Of course, if a filesystem is mounted n times, its root directory can be accessed through n mount points, one per mount operation. Although the same filesystem can be accessed by several paths, it is really unique. Thus, there is just one superblock object for all of them, no matter of how many times it has been mounted.

Mounted filesystems form a hierarchy: the mount point of a filesystem might be a directory of a second filesystem, which in turn is already mounted over a third filesystem, and so on.[86]

It is also possible to stack multiple mounts on a single mount point. Each new mount on the same mount point hides the previously mounted filesystem, although processes already using the files and directories under the old mount can continue to do so. When the topmost mounting is removed, then the next lower mount is once more made visible.

As you can imagine, keeping track of mounted filesystems can quickly become a nightmare. For each mount operation, the kernel must save in memory the mount point and the mount flags, as well as the relationships between the filesystem to be mounted and the other mounted filesystems. Such information is stored in data structures named mounted filesystem descriptors ; each descriptor is a data structure that has type vfsmount, whose fields are shown in Table 12-11.

Table 12-11. The fields of the vfsmount data structure

Type

Field

Description

struct list_head

mnt_hash

Pointers for the hash table list

struct vfsmount *

mnt_parent

Points to the parent filesystem on which this filesystem is mounted on

struct dentry *

mnt_mountpoint

Points to the dentry of the mount directory of this filesystem

struct dentry *

mnt_root

Points to the dentry of the root directory of this filesystem

struct super_block *

mnt_sb

Points to the superblock object of this filesystem

struct list_head

mnt_mounts

Head of the parent list of descriptors (relative to this filesystem)

struct list_head

mnt_child

Pointers for the parent list of descriptors

(relative to the parent filesystem)

atomic_t

mnt_count

Usage counter

int

mnt_flags

Flags

char *

mnt_devname

Device file name

struct list_head

mnt_list

Pointers for global list of descriptors

The vfsmount data structures are kept in several doubly linked circular lists:

  • A circular doubly linked “global” list including the descriptors of all mounted filesystems. The head of the list is a first dummy element, which is represented by the vfsmntlist variable. The mnt_list field of the descriptor contains the pointers to adjacent elements in the list.
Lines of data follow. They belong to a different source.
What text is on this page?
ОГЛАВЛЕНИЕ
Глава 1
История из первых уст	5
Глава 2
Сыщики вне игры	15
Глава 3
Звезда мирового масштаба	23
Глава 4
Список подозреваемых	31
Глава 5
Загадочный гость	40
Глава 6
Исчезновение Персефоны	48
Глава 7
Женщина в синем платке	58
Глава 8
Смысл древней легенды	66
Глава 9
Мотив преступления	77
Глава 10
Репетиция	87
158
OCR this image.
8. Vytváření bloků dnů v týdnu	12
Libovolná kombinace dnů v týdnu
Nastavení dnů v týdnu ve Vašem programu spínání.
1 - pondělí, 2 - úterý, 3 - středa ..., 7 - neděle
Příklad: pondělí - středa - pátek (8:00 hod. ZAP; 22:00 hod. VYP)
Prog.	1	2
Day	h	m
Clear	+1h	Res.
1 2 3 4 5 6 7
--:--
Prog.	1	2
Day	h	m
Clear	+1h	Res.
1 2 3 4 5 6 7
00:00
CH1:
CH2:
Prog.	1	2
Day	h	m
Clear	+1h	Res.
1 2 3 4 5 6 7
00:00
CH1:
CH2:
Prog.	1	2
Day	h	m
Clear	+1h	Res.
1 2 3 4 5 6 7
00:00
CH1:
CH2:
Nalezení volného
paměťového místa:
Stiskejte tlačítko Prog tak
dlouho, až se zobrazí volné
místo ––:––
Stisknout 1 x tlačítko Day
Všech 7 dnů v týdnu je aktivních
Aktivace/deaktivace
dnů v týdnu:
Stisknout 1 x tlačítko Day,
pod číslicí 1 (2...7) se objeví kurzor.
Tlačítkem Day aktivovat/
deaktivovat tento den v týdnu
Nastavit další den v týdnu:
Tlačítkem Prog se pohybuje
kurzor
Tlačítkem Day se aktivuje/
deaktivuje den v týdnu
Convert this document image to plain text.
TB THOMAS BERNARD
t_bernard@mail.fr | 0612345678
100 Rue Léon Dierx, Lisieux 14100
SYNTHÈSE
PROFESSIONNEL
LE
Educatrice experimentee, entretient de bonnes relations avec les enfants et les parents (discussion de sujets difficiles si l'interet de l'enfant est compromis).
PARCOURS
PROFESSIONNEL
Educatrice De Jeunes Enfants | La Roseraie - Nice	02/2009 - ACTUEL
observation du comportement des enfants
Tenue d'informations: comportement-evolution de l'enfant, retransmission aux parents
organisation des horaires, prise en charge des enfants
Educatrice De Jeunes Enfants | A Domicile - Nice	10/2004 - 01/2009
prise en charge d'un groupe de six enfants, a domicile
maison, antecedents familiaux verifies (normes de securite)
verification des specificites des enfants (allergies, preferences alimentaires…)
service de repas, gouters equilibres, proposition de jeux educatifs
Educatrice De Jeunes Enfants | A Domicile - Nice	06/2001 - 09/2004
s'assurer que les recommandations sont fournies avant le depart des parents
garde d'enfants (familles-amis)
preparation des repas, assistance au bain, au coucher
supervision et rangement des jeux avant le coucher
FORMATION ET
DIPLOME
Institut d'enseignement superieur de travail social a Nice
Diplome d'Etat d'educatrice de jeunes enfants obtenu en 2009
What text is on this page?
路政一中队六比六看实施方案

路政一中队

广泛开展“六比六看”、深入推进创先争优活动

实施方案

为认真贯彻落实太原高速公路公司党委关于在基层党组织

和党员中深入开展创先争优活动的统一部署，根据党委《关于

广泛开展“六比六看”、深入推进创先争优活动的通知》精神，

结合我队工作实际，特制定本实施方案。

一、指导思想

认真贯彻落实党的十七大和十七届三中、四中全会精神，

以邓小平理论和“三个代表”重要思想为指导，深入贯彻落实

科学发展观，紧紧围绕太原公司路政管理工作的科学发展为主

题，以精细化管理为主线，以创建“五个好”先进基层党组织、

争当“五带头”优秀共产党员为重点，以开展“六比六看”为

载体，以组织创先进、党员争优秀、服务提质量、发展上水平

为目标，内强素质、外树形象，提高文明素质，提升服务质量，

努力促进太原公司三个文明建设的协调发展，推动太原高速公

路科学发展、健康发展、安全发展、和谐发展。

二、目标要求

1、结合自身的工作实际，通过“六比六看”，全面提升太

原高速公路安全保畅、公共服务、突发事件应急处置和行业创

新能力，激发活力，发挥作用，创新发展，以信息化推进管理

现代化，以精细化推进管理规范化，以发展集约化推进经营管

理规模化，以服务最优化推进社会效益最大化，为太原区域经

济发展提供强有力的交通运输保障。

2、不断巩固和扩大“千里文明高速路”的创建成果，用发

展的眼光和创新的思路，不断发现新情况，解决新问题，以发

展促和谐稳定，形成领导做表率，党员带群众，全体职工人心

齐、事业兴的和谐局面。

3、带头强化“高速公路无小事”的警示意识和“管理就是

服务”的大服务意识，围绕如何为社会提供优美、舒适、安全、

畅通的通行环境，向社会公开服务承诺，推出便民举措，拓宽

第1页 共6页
  • An hash table indexed by the address of the vfsmount descriptor of the parent filesystem and the address of the dentry object of the mount point directory. The hash table is stored in the mount_hashtable array, whose size depends on the amount of RAM in the system. Each item of the table is the head of a circular doubly linked list storing all descriptors that have the same hash value. The mnt_hash field of the descriptor contains the pointers to adjacent elements in this list.

  • For each mounted filesystem, a circular doubly linked list including all child mounted filesystems. The head of each list is stored in the mnt_mounts field of the mounted filesystem descriptor; moreover, the mnt_child field of the descriptor stores the pointers to the adjacent elements in the list.

The mount_sem semaphore protects the lists of mounted filesystem objects from concurrent accesses.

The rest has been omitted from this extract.